By chance I recently came into possession of a fascinating collection of these now worthless “inflation Marks” from the Weimar Republic. (So many are still floating around that you can pick them up fairly easily at flea markets and collectibles stores.) I scanned the bills and present them below for your edification as to what can happen when “quantitative easing” is overused:
This bill, which is dated February 1920, predates the inflation: It was worth 10 marks, a decent amount at the time. This is our starting point.
Fast forward a few years: By November 1922, the inflation has already become serious. This bill from that month has a denomination of 50,000 Marks, which would have been a fortune back in 1920, but by November 1922 was worth about as much as the 10 Mark bill above.
Now we’re up to February 1923. 100,000 Marks was by this time the equivalent of pocket change.
A few months later, in August 1923, 200,000 Mark bills were as commonplace. But this was just the beginning. (Starting with this bill, it’s not entirely clear on which exact date each note was actually printed; the dates shown on the bills may be the dates that the issuance was authorized. I’ve done my best to keep them chronological.)
A short time later, denominations in the hundreds of thousands has already become essentially worthless. The government began issuing bills worth millions of Marks, such as this 2 million Mark note.
Also from late August or early September 1923, this 5 million Mark note might have gotten you a small loaf of bread if you were lucky. Note that the German Mint was in full panic mode, and had no time to actually print up new bills anymore: they simply began overprinting old bills. In this case, a 20 mark note was overprinted to become a 5 million Mark note.
By September 2, 1923, 10 million mark notes were essentially the smallest bill of any real value; anything less than 10 million was meaningless.
A week or so later, 50 million Mark notes replaced the 10 million Mark notes at the bottom of the currency scale.
By October, 100 million Mark notes were like pennies are to us today.

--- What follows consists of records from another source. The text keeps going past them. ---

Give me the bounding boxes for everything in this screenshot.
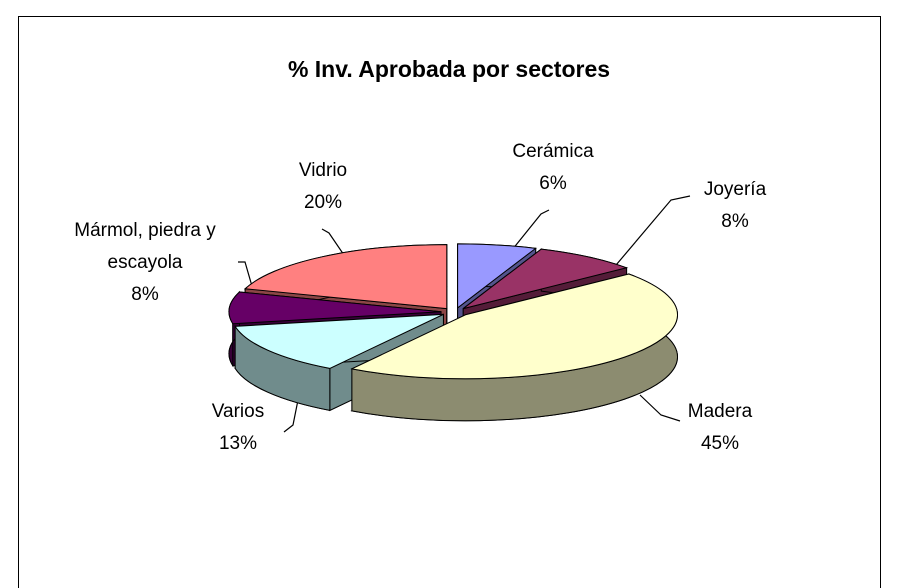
category-label: Varios bbox=[211, 401, 265, 422]
slice-top bbox=[350, 273, 678, 380]
data-label: Mármol, piedra y escayola 8% bbox=[53, 215, 238, 311]
data-label: Vidrio 20% bbox=[263, 155, 383, 219]
slice-top bbox=[234, 313, 444, 369]
value-label: 8% bbox=[131, 284, 159, 305]
category-label: Madera bbox=[687, 401, 753, 422]
category-label: Vidrio bbox=[298, 160, 348, 181]
data-label: Varios 13% bbox=[178, 396, 298, 460]
leader-line bbox=[599, 195, 691, 285]
leader-line bbox=[321, 228, 347, 259]
category-label: Joyería bbox=[703, 179, 767, 200]
slice-top bbox=[462, 248, 629, 310]
slice bbox=[350, 273, 678, 422]
leader-line bbox=[639, 394, 681, 422]
value-label: 8% bbox=[721, 211, 749, 232]
value-label: 13% bbox=[218, 433, 258, 454]
category-label: Cerámica bbox=[512, 141, 594, 162]
category-label: Mármol, piedra y escayola bbox=[74, 220, 216, 273]
slice-top bbox=[243, 244, 448, 310]
data-label: Madera 45% bbox=[660, 396, 780, 460]
leader-line bbox=[511, 209, 550, 251]
pie bbox=[228, 243, 678, 422]
chart-frame bbox=[18, 16, 881, 588]
leader-lines bbox=[238, 195, 691, 433]
chart-title: % Inv. Aprobada por sectores bbox=[287, 56, 611, 82]
slice-top bbox=[228, 291, 442, 325]
slice-top bbox=[457, 243, 537, 309]
data-label: Cerámica 6% bbox=[493, 136, 613, 200]
data-label: Joyería 8% bbox=[675, 174, 795, 238]
value-label: 6% bbox=[539, 173, 567, 194]
value-label: 20% bbox=[303, 192, 343, 213]
value-label: 45% bbox=[700, 433, 740, 454]
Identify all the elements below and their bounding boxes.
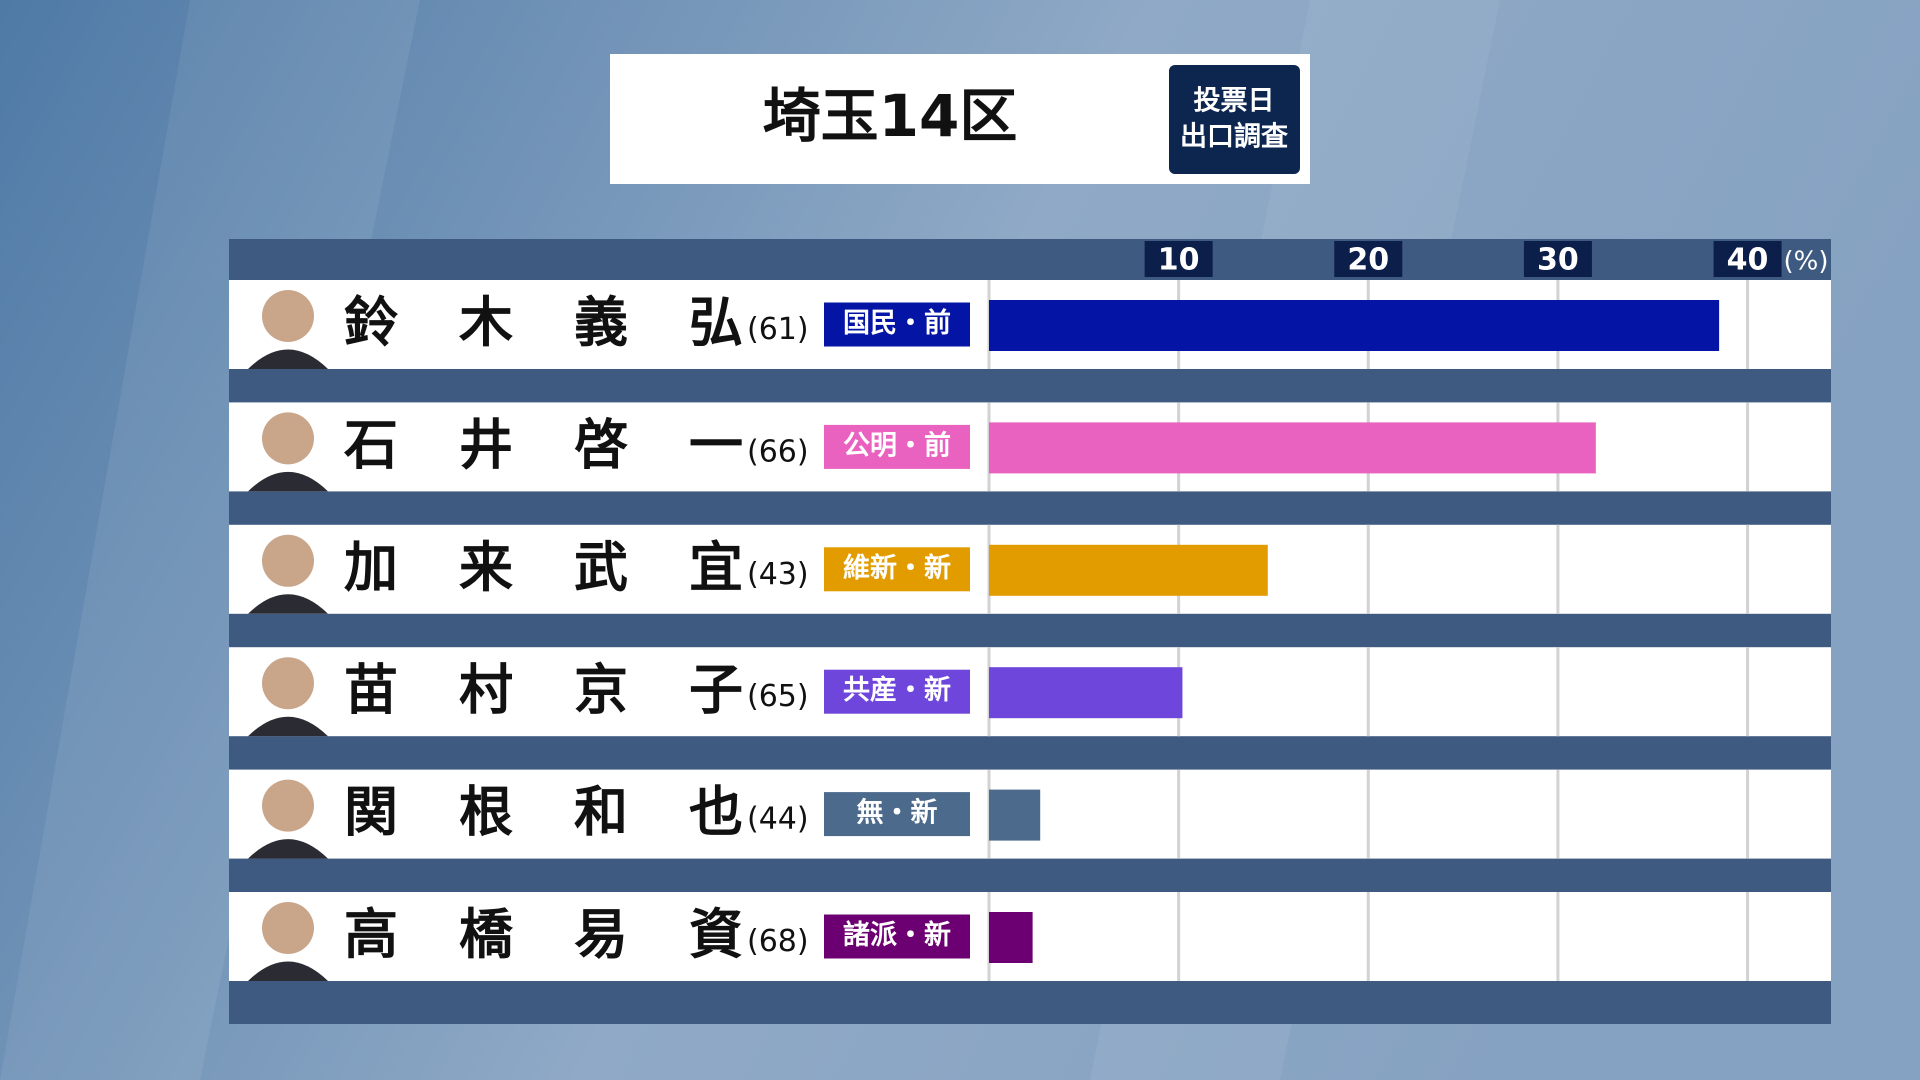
candidate-photo-head bbox=[262, 657, 314, 710]
candidate-age: (68) bbox=[747, 924, 809, 959]
party-box bbox=[824, 669, 970, 714]
candidate-photo-head bbox=[262, 412, 314, 465]
x-tick-label: 20 bbox=[1347, 243, 1389, 278]
party-label: 無・新 bbox=[857, 797, 938, 829]
party-box bbox=[824, 914, 970, 959]
bar bbox=[989, 300, 1720, 351]
bar bbox=[989, 667, 1183, 719]
badge-text: 投票日 bbox=[1194, 86, 1275, 117]
unit-label: (%) bbox=[1784, 247, 1829, 277]
candidate-age: (66) bbox=[747, 434, 809, 469]
party-box bbox=[824, 547, 970, 592]
candidate-age: (43) bbox=[747, 557, 809, 592]
party-box bbox=[824, 792, 970, 837]
candidate-photo-body bbox=[248, 961, 328, 981]
party-label: 諸派・新 bbox=[843, 919, 951, 951]
party-label: 維新・新 bbox=[843, 552, 951, 584]
bar bbox=[989, 789, 1041, 841]
party-label: 公明・前 bbox=[843, 429, 951, 461]
bar bbox=[989, 544, 1268, 596]
x-tick-box bbox=[1334, 241, 1403, 277]
candidate-photo-body bbox=[248, 349, 328, 369]
chart-title: 埼玉14区 bbox=[763, 82, 1018, 150]
candidate-photo-body bbox=[248, 716, 328, 737]
candidate-photo-head bbox=[262, 779, 314, 832]
candidate-photo-head bbox=[262, 534, 314, 587]
x-tick-label: 30 bbox=[1537, 243, 1579, 278]
bar bbox=[989, 912, 1033, 963]
x-tick-box bbox=[1144, 241, 1213, 277]
candidate-photo-head bbox=[262, 290, 314, 342]
party-label: 共産・新 bbox=[843, 674, 951, 706]
candidate-photo-body bbox=[248, 471, 328, 492]
badge-text: 出口調査 bbox=[1180, 121, 1288, 153]
x-tick-box bbox=[1713, 241, 1782, 277]
party-box bbox=[824, 302, 970, 347]
candidate-age: (65) bbox=[747, 679, 809, 714]
party-box bbox=[824, 424, 970, 469]
party-label: 国民・前 bbox=[843, 307, 951, 339]
candidate-photo-body bbox=[248, 839, 328, 859]
candidate-photo-head bbox=[262, 902, 314, 954]
candidate-age: (61) bbox=[747, 312, 809, 347]
bar bbox=[989, 422, 1596, 474]
x-tick-box bbox=[1523, 241, 1592, 277]
badge bbox=[1169, 65, 1300, 174]
candidate-age: (44) bbox=[747, 802, 809, 837]
x-tick-label: 40 bbox=[1727, 243, 1769, 278]
x-tick-label: 10 bbox=[1158, 243, 1200, 278]
candidate-photo-body bbox=[248, 594, 328, 614]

And finally, this note likely from November of 1923 (according to the dates in the fine print, its issuance was authorized in September and it was supposed to maintain its value until January 1924) was for the princely sum of 500 million Marks. Just a few years earlier, owning 500 million Marks would have made you the richest person in Germany. By November of 1923, it took a pocketful of bills like these — or, famously, a wheelbarrow of lesser bills — just to get a bite to eat.
The following week, all these bills were officially declared worthless, and Germany started over with a new currency.
Does a similar fate await the United States?